Open HenningScheufler opened 2 months ago
I think the answer is yes. If a code is built for GPU, ParallelFor
etc. will launch a kernel on GPU. If the user needs to run on CPU, they can use functions like LoopOnCpu
etc. So a user's function can be run on either CPU or GPU depending which functions are used. We also have macors like AMREX_HOST_DEVICE_PARALLEL_FOR. Where the kernel is run depends on amrex::inGpuLaunchRegion is true or not. As for OpenMP, we often use a coarse-grained approach.
From a end-user perspective, switching the executor: CPU, OpenMP or GPU at runtime e.g. by changing a dictionary entry is an important features.
This can be achieved by an executor model that defines the execution space:
https://exasim-project.com/NeoFOAM/api/executor.html
In Amrex, the execution space appears to be defined at compile time and compiling amrex for CPU, OpenMP and GPU does not seems the attended uses case.

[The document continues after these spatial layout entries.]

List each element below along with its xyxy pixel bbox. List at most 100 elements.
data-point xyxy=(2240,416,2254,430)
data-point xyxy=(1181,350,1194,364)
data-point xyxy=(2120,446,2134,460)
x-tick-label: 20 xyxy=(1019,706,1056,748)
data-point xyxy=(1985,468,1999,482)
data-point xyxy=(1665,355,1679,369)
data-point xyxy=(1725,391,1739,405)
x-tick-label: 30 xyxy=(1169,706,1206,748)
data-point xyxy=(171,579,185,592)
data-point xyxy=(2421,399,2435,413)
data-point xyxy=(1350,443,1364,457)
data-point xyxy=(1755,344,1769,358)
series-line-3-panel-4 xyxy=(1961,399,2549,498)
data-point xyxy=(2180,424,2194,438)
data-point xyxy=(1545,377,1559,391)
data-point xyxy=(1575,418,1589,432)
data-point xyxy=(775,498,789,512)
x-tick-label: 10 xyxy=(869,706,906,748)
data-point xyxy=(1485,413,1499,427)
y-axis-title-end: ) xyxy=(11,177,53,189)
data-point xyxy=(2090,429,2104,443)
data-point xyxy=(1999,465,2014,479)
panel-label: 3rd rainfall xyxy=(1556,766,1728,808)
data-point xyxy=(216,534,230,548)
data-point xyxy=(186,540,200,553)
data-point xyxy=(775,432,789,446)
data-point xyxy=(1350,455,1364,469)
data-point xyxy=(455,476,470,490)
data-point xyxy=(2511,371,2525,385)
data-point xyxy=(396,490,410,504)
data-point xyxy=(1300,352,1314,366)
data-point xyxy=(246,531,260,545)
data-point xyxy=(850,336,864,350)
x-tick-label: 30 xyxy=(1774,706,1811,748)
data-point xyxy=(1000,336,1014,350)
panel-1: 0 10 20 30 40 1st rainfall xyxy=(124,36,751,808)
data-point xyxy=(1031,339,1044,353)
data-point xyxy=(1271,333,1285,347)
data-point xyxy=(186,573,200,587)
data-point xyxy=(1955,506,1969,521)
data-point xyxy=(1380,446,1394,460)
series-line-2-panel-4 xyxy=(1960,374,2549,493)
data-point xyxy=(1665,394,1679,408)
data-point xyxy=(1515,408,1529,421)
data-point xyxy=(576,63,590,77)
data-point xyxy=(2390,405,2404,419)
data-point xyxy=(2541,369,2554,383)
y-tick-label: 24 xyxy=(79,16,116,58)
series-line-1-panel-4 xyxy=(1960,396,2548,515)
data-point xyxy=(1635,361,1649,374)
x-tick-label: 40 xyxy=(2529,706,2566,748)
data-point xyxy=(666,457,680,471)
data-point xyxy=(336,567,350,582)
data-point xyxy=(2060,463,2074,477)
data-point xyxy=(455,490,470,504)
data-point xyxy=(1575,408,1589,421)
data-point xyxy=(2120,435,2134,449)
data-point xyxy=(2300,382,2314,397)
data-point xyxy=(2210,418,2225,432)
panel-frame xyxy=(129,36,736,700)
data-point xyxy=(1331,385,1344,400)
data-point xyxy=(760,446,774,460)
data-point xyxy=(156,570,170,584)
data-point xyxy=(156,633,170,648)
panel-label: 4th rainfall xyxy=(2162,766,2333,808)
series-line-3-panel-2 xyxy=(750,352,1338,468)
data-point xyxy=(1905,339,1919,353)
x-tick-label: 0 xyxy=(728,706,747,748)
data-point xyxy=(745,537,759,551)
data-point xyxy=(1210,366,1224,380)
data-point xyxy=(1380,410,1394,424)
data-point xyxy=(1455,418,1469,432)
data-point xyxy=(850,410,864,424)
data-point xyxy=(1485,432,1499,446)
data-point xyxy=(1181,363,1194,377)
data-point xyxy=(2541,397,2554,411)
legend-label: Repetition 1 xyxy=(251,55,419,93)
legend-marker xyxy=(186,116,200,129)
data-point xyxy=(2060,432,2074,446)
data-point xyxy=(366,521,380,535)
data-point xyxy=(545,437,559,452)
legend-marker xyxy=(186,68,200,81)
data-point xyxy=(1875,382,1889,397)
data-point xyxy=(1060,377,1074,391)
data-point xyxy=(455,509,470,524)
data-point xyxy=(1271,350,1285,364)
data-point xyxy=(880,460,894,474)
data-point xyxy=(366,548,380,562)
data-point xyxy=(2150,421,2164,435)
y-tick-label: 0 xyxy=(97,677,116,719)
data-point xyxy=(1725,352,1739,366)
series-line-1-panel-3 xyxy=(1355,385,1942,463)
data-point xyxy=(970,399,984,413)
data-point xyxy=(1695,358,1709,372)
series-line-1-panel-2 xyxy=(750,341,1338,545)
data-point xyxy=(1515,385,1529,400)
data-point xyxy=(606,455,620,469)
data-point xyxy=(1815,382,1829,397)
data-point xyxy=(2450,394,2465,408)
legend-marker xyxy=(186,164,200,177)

However, this feature could be implemented by defining custom Arena:
https://amrex-codes.github.io/amrex/doxygen/classamrex_1_1Arena.html
But, this probably means that the current parallel implementation can not be used and would need to be implemented with kokkos (for this project: neofoam).
Do you think it is possible to use Amrex with and an executor model?